Costoro continuano il loro atto di accusa incessante restando comodamente nelle loro case a scrivere attraverso un pc non curandosi del coraggio che serve per annunciare ad un’intera Nazione l’obbligo di fermarsi, per comunicare alla nostra Italia che la situazione è grave ma che nonostante tutto, seppur piegata, troverà la forza per potersi rialzare con il nostro aiuto.

L’italiano ha compreso, ed ha reagito, lo ha fatto stando a casa, lanciando messaggi di speranza attraverso il web, attraverso le migliaia di foto di bambini con in mano gli ormai noti e sempre emozionanti striscioni riportante la frase: “andrà tutto bene”.

Tutto si è fermato, ma non la forza che contraddistingue la nostra Nazione, che barcolla in questo istante ma che non ha intenzione alcuna di mollare.

In questo isolamento tutto è cambiato, noi siamo cambiati, la nostra visione del mondo, degli affetti, del ritrovarsi e del proteggere chi amiamo.

L’eroe non è più soltanto un uomo che calcia una palla di fronte a milioni di spettatori, fra applausi e milioni di euro; nuovi eroi ci rappresentano ed indossano un camice, una divisa, svolgono il loro dovere fino in fondo, in silenzio, non firmano autografi, non finiscono nelle prime pagine; adesso in questa Nazione ferma eroi sono coloro i quali dall’inizio di questa emergenza mai hanno fatto un passo indietro ma hanno combattono in prima linea.

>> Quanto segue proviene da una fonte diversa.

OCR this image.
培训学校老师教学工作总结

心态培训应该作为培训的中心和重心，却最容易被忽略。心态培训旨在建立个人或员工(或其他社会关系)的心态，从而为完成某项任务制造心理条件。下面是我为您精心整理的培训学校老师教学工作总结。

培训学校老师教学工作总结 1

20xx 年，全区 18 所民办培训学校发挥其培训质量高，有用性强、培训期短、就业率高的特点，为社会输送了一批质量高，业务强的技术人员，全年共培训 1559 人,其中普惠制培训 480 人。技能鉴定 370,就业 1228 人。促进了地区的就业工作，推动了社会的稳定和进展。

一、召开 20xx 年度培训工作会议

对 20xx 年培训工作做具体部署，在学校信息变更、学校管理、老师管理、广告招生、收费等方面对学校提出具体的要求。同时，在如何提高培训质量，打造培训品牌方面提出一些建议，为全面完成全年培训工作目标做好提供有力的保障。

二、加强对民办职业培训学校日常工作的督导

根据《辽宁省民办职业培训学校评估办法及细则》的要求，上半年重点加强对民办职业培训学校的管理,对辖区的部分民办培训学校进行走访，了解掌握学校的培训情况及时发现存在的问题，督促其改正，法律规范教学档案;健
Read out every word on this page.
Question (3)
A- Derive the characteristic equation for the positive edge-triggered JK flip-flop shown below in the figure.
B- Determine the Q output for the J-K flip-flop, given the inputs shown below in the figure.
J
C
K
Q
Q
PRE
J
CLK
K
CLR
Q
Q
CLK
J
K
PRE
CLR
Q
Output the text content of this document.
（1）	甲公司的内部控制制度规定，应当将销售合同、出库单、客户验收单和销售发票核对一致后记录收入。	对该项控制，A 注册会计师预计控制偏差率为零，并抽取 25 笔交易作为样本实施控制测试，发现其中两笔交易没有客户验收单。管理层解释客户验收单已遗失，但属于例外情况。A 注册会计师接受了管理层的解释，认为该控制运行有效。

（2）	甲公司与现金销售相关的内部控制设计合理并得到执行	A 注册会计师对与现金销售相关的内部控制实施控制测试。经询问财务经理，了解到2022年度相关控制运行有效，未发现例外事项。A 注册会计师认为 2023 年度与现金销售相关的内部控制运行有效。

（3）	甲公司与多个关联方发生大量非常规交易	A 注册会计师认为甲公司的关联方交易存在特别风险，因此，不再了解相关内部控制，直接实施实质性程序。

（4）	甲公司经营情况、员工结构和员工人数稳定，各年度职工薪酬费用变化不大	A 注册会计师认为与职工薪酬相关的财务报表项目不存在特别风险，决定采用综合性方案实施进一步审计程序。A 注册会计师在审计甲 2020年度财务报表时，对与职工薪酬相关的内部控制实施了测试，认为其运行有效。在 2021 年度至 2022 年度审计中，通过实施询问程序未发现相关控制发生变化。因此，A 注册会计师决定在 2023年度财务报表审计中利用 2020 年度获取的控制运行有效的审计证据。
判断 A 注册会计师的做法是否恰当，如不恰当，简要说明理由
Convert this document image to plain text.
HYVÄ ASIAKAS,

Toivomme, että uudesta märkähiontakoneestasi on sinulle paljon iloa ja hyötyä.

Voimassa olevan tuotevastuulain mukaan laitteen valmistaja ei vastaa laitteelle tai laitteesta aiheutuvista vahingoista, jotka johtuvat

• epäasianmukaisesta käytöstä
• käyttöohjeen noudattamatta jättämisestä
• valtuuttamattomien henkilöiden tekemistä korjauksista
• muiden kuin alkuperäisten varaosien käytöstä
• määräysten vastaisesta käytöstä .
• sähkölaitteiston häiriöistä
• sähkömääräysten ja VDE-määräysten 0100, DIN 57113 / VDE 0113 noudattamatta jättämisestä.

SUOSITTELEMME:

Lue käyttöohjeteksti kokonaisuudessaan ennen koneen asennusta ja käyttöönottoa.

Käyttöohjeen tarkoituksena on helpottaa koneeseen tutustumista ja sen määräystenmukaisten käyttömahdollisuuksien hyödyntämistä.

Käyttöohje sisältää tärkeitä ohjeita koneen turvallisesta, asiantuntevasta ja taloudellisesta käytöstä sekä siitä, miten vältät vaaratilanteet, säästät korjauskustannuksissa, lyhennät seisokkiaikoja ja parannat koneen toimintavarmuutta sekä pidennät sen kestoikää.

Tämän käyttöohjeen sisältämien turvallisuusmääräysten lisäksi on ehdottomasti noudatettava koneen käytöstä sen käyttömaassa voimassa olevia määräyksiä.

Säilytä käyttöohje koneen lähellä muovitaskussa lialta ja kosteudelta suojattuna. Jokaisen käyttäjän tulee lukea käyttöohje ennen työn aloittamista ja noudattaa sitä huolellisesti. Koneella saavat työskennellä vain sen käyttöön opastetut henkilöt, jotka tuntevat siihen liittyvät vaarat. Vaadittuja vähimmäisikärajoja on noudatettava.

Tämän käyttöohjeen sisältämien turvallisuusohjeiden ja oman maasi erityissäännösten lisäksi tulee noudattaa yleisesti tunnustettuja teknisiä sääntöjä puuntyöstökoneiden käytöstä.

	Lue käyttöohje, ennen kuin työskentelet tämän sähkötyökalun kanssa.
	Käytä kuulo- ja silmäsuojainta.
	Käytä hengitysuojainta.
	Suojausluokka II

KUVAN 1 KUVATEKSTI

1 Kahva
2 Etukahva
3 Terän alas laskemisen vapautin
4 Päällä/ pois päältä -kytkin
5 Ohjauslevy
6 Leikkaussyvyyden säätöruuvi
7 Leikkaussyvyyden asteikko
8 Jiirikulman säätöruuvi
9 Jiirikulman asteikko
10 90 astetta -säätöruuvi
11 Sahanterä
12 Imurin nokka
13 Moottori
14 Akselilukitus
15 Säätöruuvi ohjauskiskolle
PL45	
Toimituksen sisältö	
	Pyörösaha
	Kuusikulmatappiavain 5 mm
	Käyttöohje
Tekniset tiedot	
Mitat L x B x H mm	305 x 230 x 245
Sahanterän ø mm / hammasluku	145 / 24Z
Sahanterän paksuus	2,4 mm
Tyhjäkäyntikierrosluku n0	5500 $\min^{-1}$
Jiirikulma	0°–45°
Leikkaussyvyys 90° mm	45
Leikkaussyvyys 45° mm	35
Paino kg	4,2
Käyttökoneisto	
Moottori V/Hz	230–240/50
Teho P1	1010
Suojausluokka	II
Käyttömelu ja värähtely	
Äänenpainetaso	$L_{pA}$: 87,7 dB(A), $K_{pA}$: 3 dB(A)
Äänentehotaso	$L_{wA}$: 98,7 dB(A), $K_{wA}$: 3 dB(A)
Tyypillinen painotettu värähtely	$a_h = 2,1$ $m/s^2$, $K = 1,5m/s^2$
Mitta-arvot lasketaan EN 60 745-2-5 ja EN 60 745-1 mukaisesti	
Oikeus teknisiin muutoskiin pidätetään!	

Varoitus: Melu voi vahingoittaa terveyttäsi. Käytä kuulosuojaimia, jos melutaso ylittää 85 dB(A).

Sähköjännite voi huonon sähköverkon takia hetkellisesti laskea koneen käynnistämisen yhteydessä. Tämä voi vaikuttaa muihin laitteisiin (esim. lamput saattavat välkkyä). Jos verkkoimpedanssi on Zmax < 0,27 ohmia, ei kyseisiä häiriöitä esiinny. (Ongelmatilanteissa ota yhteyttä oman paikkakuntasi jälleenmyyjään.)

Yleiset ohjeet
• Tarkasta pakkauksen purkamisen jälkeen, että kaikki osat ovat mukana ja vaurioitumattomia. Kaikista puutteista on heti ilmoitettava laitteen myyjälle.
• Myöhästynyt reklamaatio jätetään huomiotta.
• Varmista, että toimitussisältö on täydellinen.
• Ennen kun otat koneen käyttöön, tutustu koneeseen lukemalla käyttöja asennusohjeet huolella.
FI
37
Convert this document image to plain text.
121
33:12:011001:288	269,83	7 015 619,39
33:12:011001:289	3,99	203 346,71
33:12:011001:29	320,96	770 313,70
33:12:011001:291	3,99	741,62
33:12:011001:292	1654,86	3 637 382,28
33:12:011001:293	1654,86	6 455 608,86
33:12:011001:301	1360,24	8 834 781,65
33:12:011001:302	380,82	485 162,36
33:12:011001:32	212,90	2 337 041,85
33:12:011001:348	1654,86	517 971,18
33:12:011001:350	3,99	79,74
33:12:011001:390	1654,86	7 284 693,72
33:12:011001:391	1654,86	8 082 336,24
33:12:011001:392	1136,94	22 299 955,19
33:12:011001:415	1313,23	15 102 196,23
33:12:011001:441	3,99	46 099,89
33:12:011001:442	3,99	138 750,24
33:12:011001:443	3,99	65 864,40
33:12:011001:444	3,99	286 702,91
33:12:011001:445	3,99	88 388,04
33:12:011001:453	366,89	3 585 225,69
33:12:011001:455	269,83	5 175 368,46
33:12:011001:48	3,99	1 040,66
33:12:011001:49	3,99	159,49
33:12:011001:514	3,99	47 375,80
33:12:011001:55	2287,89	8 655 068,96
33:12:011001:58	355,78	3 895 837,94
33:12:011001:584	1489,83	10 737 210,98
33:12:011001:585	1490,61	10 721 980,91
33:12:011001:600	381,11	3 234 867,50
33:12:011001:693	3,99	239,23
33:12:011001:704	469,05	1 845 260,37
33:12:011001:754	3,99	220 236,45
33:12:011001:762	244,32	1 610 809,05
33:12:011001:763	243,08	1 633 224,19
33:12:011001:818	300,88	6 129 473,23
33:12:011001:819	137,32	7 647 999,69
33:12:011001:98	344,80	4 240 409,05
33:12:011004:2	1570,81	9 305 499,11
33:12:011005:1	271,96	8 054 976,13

Smettiamola di improvvisarci immunologi, politici, nell’arduo e vano tentativo di additare un colpevole, di condividere consigli su cosa si poteva fare od ancora cosa sarebbe meglio attuare.

Lasciamo che ognuno abbia il suo ruolo, imparando a dire grazie a chi dall’alto delle vostre prediche nelle corsie lotta con i fatti, non solo con le parole.

Si poteva, si doveva ma adesso siamo qui, nolente e dolente, tutto questo ci riguarda ma la speranza resta e quando tutto questo sarà finito, quando tra tanti anni ci chiederanno di raccontare i tempi del covid-19, mi piace pensare che potremo rispondere: “ siamo rimasti tanto tempo a casa tra la paura e le preghiere.

Il mondo intero si era fermato.

Alla fine la gente si era responsabilizzata, non usciva più, aveva lasciato il nemico a marcire nella sua solitudine.

Quando si poté uscire di nuovo osservavamo il mondo con altri occhi, con quelli di un bambino; e il caffè che abbiamo bevuto nei bar, che per molto tempo furono chiusi, seppur fatto con lo stesso chicco era buonissimo.

Sapete perché? perché in quel momento aveva il gusto di libertà, il gusto di un paese che aveva vinto”.